Although he has retired after seven years overseeing the Canada Pension Plan holdings, Mr. Denison has not lost interest in the fate of the country's public pension and retirement system. If anything, his departure from CPPIB has given him more latitude to argue that a demographic bulge of future retirees, combined with longer life expectancies and a poor ability to save, all signal a looming crisis.

Mr. Denison stops short of endorsing an expansion of the CPP as a better option, but notes it would be an easy way of ensuring the goal of improved pension coverage is met. "There's no doubt to that outcome."

Janet McFarland

CURRICULUM VITAE

Beginnings

Born in Gander, Nfld., where his father was stationed as an airport meteorologist. Raised in Montreal, then moved to St. Catharines, Ont., in his mid-teens and finished high school in Toronto. He's 60 years old.

Home life

Lives in Toronto with his wife. Has a son, 19, who is in university, and a daughter, 18.

Career

With a mathematics and education degree from the University of Toronto, he taught high school math for six years at Cardinal Newman high school in Toronto. Quit after realizing he no longer had a passion for teaching, and completed his CA designation.

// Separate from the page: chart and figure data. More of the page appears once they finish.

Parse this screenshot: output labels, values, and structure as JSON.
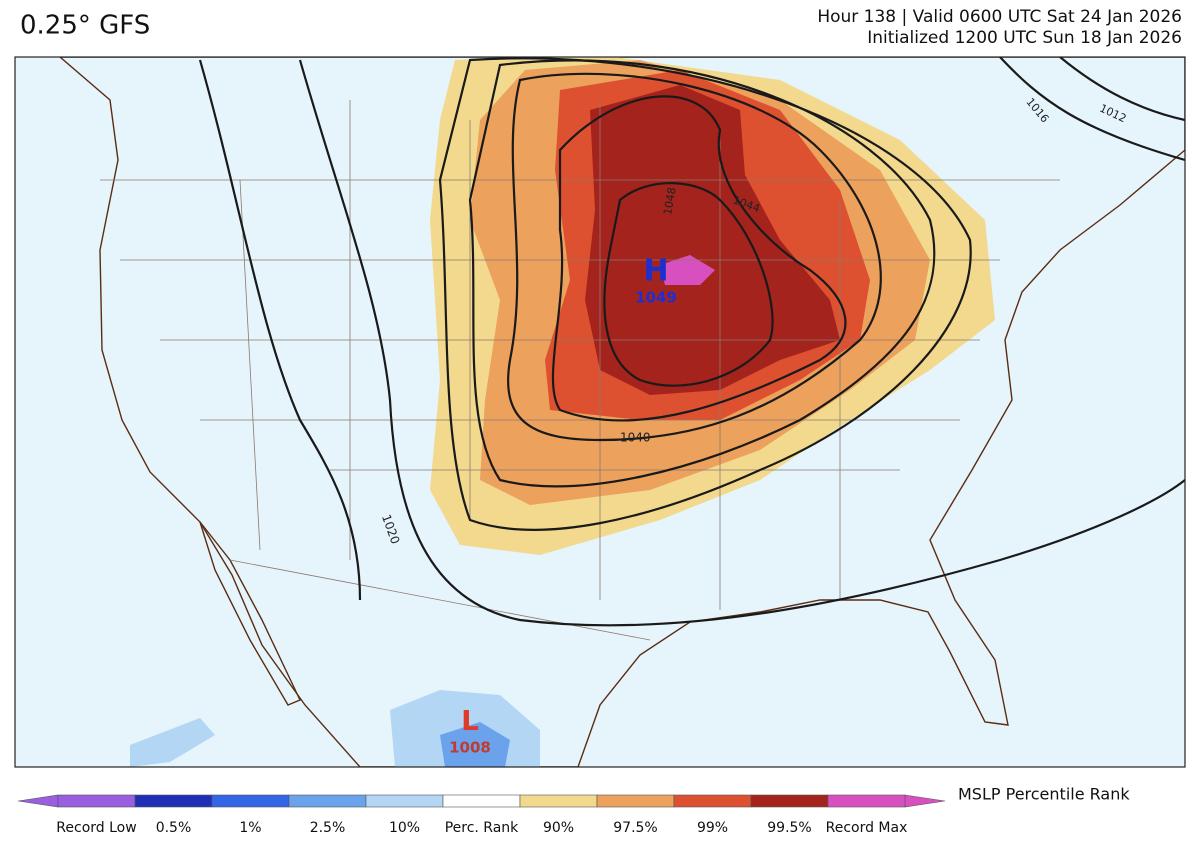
{
  "header": {
    "title": "0.25° GFS",
    "valid": "Hour 138 | Valid 0600 UTC Sat 24 Jan 2026",
    "initialized": "Initialized 1200 UTC Sun 18 Jan 2026"
  },
  "map": {
    "high": {
      "symbol": "H",
      "pressure": "1049"
    },
    "low": {
      "symbol": "L",
      "pressure": "1008"
    },
    "contour_labels": [
      "1048",
      "1044",
      "1040",
      "1020",
      "1016",
      "1012"
    ]
  },
  "legend": {
    "title": "MSLP Percentile Rank",
    "items": [
      {
        "label": "Record Low",
        "color": "#9a5ee0"
      },
      {
        "label": "0.5%",
        "color": "#1f2fb8"
      },
      {
        "label": "1%",
        "color": "#3366e6"
      },
      {
        "label": "2.5%",
        "color": "#6aa2ec"
      },
      {
        "label": "10%",
        "color": "#b3d6f5"
      },
      {
        "label": "Perc. Rank",
        "color": "#ffffff"
      },
      {
        "label": "90%",
        "color": "#f2d98e"
      },
      {
        "label": "97.5%",
        "color": "#eca15c"
      },
      {
        "label": "99%",
        "color": "#dd5130"
      },
      {
        "label": "99.5%",
        "color": "#a4231d"
      },
      {
        "label": "Record Max",
        "color": "#d850bf"
      }
    ]
  }
}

Worked for a variety of investment firms, including at Merrill Lynch in the 1980s when he was posted to Europe and the Middle East.

Joined mutual fund giant Fidelity in 1995 and later became head of Fidelity Canada.

In 2005 was named CEO of the Canada Pension Plan Investment Board. Retired in June.

Passion

Has run daily for 37 years, typically at 4:30 a.m., and chooses hotels around the world that are well-located for good morning jogs. Tries never to run in indoor gyms, but gave in during a trip to Sao Paulo, Brazil, after staff stopped him at the door and insisted it was unsafe to run outside in the dark.